Anneler Birer Şefkat Kahramanıdır

Anneyi anne yapan onun şefkati ve fedakârlığıdır. Annelerdeki bu iki his yani şefkat ve fedakârlık hisleri geliştirilir ve yerinde kullanılırsa, anne gerçek anneliğini yapmış olur. Şimdi bu hislerin nasıl geliştirilmesi ve kullanılması gerektiği üzerinde duralım.

Evet, her bir anne bir şefkat kahramanıdır. Çocuğuna karşı mukabelesiz, karşılıksız bir fedakârlık taşımaktadır. Bu fedakarlık ve şefkat hisleri yerinde kullanıldığı takdirde, çocuğun hem dünya saadetini hem de ahiretteki ebedi saadetini kazandırabilir. Onun için birer hazine hükmünde olan şefkat ve fedakarlık hislerinin yerinde kullanılması çok önemlidir. Risale-i Nurlar’da bu husus şu şekilde açıklanmaktadır:

Evet, bir valide veledini tehlikeden kurtarmak için hiçbir ücret istemeden ruhunu feda etmesi ve hakikî bir ihlâs ile vazife-i fıtriyesi itibariyle kendini evlâdına kurban etmesi gösteriyor ki; hanımlarda gâyet yüksek bir kahramanlık var. Bu kahramanlığın inkişafı ile; hem hayat-ı dünyevîyesini, hem hayat-ı ebediyesini onunla kurtarabilir. Fakat bazı fena cereyanlarla, o kuvvetli ve kıymetdar seciye inkişaf etmez veyahût sû-i istimal edilir. Yüzer nümunelerinden bir küçük nümunesi şudur: O şefkatli valide, çocuğunun hayat-ı dünyevîyede tehlikeye girmemesi, istifade ve fayda görmesi için her fedakârlığı nazara alır, onu öyle terbiye eder. “Oğlum paşa olsun” diye bütün malını verir; hâfız mektebinden alır, Avrupa’ya gönderir. Fakat o çocuğun hayat-ı ebediyesi tehlikeye girdiğini düşünmüyor ve dünya hapsinden kurtarmağa çalışıyor, Cehennem hapsine düşmesini nazara almıyor. Fıtrî şefkatin tam zıddı olarak o masum çocuğunu, âhirette şefaatçı olmak lâzım gelirken dâvâcı ediyor. O çocuk, ‘Niçin benim îmanımı takviye etmeden bu helâketime sebebiyet verdin?’ diye şekva edecek. Dünyada da terbiye-i İslâmiyeyi tam almadığı için, validesinin harika şefkatının hakkına karşı lâyıkıyla mukabele edemez, belki de çok kusur eder. Eğer hakikî şefkat sû-i istimal edilmeyerek, bîçare veledini haps-i ebedî olan Cehennem’den ve îdam-ı ebedî olan dalâlet içinde ölmekten kurtarmaya o şefkat sırrı ile çalışsa; o veledin bütün ettiği hasenatının bir misli, validesinin defter-i a’mâline geçeceğinden, validesinin vefatından sonra her vakit hasenatları ile ruhuna nurlar yetiştirdiği gibi, âhirette de değil dâvâcı olmak, bütün ruh- u cânı ile şefaatçı olup ebedî hayatta ona mübarek bir evlâd olur” .
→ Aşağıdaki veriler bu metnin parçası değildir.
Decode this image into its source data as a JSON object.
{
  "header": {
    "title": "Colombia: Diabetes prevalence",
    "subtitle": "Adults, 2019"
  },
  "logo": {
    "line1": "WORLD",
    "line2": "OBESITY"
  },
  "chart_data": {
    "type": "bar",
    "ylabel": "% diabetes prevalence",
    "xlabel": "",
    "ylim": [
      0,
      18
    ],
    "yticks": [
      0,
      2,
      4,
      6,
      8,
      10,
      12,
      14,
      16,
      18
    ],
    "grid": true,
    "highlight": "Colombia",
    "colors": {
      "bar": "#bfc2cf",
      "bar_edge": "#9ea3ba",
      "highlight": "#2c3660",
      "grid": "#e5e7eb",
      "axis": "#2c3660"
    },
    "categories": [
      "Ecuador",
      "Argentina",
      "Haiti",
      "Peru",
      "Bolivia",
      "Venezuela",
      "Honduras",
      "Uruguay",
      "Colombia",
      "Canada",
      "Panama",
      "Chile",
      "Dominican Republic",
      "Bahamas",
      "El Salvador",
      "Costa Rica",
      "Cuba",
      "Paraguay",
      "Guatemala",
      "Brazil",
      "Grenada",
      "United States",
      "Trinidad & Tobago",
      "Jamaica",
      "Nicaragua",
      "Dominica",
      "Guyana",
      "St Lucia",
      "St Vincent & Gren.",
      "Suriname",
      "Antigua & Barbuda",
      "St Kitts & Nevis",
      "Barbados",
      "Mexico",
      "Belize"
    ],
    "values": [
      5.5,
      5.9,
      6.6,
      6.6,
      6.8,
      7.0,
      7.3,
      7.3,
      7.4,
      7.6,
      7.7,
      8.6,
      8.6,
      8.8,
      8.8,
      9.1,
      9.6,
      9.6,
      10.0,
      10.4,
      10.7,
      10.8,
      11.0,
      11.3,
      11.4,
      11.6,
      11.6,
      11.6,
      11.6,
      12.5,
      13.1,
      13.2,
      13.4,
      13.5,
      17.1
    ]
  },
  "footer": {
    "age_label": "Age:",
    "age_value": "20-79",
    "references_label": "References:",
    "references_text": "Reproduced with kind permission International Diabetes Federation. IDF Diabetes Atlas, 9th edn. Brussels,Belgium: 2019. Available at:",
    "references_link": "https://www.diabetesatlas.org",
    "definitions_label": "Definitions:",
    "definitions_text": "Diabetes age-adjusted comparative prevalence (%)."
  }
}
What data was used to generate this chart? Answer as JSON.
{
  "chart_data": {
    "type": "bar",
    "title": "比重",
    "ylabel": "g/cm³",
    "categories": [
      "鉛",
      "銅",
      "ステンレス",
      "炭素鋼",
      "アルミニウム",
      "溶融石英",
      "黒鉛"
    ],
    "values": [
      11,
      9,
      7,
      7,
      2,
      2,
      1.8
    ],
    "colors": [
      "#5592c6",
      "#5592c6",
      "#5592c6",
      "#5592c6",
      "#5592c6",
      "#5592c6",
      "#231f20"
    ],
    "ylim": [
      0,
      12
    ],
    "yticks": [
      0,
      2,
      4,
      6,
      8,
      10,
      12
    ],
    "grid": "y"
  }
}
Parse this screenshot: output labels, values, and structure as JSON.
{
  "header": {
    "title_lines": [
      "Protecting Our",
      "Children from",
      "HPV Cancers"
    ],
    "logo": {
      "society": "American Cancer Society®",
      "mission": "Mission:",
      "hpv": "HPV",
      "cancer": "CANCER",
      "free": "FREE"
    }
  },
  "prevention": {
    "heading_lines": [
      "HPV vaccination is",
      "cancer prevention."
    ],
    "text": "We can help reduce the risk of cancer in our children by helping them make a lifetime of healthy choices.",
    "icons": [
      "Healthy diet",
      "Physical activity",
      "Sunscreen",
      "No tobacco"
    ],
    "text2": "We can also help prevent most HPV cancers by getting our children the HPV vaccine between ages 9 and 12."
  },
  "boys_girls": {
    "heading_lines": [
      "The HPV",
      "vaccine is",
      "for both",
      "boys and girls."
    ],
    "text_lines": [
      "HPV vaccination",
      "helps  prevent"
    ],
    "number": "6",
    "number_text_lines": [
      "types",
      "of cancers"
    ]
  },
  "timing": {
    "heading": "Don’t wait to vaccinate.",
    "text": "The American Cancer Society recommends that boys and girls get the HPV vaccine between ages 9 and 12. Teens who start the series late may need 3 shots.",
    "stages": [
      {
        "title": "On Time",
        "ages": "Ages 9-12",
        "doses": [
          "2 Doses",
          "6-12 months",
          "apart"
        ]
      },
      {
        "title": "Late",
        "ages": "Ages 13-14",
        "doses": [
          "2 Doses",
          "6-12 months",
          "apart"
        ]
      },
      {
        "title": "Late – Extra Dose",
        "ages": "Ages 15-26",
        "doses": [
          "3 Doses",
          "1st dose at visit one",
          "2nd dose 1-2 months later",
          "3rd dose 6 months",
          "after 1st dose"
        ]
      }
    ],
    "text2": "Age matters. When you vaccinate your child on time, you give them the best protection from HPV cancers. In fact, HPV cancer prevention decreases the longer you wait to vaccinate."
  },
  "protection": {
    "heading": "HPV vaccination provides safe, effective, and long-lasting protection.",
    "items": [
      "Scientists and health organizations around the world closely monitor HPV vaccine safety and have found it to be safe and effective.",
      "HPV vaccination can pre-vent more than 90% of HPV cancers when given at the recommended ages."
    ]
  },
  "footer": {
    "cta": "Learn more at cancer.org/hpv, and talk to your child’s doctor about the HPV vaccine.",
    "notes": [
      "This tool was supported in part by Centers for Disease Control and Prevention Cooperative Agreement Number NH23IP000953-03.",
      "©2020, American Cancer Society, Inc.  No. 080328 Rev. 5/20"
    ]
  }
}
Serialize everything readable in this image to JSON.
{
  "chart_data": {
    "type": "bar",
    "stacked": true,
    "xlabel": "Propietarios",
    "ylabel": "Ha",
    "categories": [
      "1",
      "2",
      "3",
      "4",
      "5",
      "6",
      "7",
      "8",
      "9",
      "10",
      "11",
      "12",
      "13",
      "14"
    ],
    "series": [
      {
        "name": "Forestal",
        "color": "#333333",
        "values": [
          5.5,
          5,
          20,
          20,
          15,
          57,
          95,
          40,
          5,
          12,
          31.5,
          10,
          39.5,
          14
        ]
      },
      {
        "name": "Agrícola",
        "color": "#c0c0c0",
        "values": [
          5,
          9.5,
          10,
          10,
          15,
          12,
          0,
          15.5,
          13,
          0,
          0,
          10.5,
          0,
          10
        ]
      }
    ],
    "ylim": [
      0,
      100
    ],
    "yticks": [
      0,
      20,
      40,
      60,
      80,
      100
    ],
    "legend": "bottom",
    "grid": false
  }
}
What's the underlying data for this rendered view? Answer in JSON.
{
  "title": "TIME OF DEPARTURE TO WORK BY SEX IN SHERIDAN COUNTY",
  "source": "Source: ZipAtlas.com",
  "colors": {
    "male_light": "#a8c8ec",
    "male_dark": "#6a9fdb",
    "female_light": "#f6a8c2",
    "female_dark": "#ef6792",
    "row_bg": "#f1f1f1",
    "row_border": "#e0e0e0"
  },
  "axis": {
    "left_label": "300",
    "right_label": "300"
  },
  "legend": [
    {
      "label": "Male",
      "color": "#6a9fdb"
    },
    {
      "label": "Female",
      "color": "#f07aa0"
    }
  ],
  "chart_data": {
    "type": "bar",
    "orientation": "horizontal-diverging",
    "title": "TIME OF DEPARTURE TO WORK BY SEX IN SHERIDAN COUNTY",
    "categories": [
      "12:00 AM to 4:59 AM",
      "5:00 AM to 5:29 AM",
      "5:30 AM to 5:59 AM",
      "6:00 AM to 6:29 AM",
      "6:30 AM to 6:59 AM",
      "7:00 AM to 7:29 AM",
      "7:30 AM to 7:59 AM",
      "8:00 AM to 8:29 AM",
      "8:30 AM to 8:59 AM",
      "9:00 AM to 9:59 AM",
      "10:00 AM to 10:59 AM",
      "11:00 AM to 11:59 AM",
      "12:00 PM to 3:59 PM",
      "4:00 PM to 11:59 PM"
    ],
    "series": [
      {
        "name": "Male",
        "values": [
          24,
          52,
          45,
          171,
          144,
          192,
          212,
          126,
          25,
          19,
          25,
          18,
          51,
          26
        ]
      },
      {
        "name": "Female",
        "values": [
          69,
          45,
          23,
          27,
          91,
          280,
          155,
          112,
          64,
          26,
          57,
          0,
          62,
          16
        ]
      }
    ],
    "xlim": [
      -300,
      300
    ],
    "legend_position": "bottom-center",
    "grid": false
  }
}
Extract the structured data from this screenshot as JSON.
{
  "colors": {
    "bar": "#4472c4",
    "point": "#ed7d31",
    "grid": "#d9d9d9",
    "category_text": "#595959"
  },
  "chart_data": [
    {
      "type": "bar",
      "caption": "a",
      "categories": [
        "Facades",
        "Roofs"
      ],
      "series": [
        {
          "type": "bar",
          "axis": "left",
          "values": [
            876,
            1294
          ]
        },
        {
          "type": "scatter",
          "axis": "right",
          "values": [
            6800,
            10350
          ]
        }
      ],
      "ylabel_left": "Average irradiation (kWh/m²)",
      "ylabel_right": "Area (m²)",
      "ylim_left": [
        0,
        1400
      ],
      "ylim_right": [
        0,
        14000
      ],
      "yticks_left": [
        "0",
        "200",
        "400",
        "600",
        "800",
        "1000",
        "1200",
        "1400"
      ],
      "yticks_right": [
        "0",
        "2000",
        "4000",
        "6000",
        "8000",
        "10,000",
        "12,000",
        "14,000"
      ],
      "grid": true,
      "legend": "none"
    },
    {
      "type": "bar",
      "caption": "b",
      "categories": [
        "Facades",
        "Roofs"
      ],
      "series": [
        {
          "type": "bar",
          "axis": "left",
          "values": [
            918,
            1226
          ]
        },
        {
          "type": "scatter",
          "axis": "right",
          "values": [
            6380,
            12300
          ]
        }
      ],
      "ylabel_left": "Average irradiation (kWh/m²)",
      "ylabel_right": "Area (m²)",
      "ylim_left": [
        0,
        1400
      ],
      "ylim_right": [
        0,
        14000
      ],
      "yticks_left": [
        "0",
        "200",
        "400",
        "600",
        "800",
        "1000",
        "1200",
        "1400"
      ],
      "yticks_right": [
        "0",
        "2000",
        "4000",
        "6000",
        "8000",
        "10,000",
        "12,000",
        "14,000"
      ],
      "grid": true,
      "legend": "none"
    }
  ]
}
Burada; “Annelik şefkati nasıl kötüye kullanılabilir?” diye bir soru hatırımıza gelebilir. Evet, bir anne, masum çocuğunun elmas hazinesi hükmünde olan ahiretini, ebedi hayatını düşünmiyerek, geçici kırılacak şişeler hükmünde olan kısacık dünya hayatına çevirmesi, bu şekilde ona şefkat göstermesi, o şefkati kötüye kullanmaktır.

Hâlbuki bu çok kıymetli olan annelik şefkati, çocuğun hem geçici olan dünya rahatını hem de ebedi olan ahiretteki rahatını kazandırmak için verilmiştir.

Diğer önemli bir husus da, islamiyetle güzelce terbiye edilmiyen bir çocuk, annelik hakkına karşı gerekli hürmet ve saygıyı tam gösteremez. Dünyada annesine karşı yapması gereken vazifesinde çok kusur eder. Diğer taraftan ahirette sevaplarıyla yardımcı olamadığı gibi, “Neden imanımı İslam terbiyesi ile kuvvetli iman dersleri ile kurtarmadınız?!..” diye davacı olur.